Watchdog Statistics¶

async def monitor_watchdog(watchdog):
    while True:
        stats = await watchdog.get_stats()
        print(f"Watchdog stats: {stats}")
        await asyncio.sleep(5)

Executor Statistics¶

async def monitor_executor(executor):
    # Monitor running tasks
    running_count = len(executor._running_tasks)
    print(f"Running tasks: {running_count}")

    # Monitor semaphore
    semaphore_count = executor._semaphore._value
    print(f"Available semaphore slots: {semaphore_count}")

Error Recovery Patterns¶

Graceful Degradation¶

async def graceful_degradation_example():
    try:
        # Try high concurrency first
        executor = AsyncFuzzExecutor(max_concurrency=10)
        results = await executor.execute_batch(operations)
    except Exception as e:
        logger.warning(f"High concurrency failed: {e}")

        # Fall back to lower concurrency
        executor = AsyncFuzzExecutor(max_concurrency=3)
        results = await executor.execute_batch(operations)

    return results

Circuit Breaker Pattern¶

class CircuitBreaker:
    def __init__(self, failure_threshold=5, timeout=60):
        self.failure_threshold = failure_threshold
        self.timeout = timeout
        self.failure_count = 0
        self.last_failure_time = None
        self.state = "CLOSED"  # CLOSED, OPEN, HALF_OPEN

    async def call(self, operation):
        if self.state == "OPEN":
            if time.time() - self.last_failure_time > self.timeout:
                self.state = "HALF_OPEN"
            else:
                raise Exception("Circuit breaker is OPEN")

        try:
            result = await operation()
            if self.state == "HALF_OPEN":
                self.state = "CLOSED"
                self.failure_count = 0
            return result
        except Exception as e:
            self.failure_count += 1
            self.last_failure_time = time.time()

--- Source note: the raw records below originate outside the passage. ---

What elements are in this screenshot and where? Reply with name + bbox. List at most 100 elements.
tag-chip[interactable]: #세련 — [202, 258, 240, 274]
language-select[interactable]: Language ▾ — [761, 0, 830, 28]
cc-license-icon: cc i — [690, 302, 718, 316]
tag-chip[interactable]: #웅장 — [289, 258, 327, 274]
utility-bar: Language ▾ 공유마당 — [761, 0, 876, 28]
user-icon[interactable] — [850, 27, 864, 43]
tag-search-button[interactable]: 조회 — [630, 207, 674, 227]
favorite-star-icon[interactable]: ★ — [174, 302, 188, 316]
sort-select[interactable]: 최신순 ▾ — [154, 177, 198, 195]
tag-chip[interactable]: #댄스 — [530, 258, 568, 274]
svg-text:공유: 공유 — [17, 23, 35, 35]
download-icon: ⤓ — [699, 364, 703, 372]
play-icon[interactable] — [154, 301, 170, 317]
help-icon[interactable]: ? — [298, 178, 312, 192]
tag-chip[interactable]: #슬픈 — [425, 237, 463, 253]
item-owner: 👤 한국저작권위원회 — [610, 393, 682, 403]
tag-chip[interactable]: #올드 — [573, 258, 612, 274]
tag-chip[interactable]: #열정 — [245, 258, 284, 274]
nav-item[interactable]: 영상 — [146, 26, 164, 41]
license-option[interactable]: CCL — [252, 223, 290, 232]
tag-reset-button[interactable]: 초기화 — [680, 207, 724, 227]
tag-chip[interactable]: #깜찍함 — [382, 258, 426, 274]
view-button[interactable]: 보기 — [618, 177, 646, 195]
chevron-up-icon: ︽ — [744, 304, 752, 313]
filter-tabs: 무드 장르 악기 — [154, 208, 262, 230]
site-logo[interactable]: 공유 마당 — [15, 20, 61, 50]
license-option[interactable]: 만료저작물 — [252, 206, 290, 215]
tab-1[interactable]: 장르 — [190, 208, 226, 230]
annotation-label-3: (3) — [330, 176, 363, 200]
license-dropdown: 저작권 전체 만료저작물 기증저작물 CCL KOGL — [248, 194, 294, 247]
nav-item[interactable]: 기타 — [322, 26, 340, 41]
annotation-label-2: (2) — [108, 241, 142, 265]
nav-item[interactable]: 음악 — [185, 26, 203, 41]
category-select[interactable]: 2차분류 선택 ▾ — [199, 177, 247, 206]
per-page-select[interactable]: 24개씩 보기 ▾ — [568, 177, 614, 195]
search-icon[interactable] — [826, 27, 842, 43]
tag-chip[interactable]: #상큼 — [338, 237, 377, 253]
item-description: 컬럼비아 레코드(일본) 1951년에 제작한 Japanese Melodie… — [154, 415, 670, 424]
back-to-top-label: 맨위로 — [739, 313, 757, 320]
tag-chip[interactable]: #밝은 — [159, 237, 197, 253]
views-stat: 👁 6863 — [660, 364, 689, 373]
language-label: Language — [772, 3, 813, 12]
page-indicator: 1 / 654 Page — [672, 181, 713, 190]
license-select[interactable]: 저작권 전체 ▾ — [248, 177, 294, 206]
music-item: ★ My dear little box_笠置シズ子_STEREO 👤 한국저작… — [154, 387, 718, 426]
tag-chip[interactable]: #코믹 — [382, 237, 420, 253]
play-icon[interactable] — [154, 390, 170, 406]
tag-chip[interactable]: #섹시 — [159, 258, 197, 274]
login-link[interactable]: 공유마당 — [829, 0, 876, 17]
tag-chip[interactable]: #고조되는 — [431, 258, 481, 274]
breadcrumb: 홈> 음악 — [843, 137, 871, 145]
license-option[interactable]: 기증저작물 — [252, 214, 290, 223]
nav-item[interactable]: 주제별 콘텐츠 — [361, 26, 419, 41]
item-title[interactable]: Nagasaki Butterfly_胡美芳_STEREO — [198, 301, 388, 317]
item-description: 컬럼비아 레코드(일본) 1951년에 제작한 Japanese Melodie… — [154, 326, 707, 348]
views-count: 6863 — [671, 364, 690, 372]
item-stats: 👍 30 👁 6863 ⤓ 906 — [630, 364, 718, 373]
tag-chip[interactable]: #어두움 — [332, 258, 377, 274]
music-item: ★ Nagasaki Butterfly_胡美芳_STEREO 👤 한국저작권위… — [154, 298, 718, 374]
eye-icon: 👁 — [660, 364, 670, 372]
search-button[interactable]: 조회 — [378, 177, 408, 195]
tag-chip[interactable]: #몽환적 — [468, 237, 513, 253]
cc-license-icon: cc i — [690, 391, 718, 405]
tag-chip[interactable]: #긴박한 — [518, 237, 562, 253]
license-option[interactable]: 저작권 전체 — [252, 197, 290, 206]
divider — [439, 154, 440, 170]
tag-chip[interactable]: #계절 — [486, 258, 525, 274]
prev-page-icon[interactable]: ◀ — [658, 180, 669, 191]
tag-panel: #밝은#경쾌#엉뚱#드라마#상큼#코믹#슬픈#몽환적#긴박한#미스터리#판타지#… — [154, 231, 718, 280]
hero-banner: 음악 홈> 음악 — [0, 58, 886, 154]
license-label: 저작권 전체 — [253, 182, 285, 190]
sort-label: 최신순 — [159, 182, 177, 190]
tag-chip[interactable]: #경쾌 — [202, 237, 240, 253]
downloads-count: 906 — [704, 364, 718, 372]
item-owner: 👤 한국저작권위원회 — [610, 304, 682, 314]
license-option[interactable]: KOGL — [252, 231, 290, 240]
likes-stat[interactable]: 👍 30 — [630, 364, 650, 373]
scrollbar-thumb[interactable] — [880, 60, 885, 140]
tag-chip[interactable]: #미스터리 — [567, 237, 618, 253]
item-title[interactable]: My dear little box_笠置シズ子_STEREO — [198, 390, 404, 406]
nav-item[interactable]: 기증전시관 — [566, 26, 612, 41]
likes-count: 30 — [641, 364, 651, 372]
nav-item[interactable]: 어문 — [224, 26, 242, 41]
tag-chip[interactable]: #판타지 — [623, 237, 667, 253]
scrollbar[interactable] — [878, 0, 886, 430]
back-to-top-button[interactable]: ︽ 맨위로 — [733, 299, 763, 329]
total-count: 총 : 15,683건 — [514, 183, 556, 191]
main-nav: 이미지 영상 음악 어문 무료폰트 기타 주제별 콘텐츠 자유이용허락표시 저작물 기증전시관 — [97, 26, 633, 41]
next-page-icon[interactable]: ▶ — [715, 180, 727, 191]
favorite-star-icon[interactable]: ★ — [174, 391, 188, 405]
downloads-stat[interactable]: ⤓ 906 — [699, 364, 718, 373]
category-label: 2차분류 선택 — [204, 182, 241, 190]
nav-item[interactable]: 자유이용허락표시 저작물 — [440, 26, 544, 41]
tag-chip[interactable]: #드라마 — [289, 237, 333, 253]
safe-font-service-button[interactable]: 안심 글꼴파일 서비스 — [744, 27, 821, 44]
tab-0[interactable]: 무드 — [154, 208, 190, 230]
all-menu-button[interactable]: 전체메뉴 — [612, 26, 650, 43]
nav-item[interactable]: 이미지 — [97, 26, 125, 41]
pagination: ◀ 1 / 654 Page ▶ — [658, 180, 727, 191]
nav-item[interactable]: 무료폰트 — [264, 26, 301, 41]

            if self.failure_count >= self.failure_threshold:
                self.state = "OPEN"

            raise e

Best Practices Summary¶

Always use descriptive names for processes
Set appropriate timeouts based on operation type
Implement activity callbacks for accurate hang detection
Use graceful shutdown with escalation to force kill
Monitor resource usage and adjust concurrency accordingly
Enable debug logging for troubleshooting
Implement error recovery patterns
Clean up resources properly in finally blocks
Use environment-specific configurations for different deployments
Monitor process statistics for performance optimization

This guide provides comprehensive information for managing processes effectively and troubleshooting common issues in the MCP Server Fuzzer runtime management system.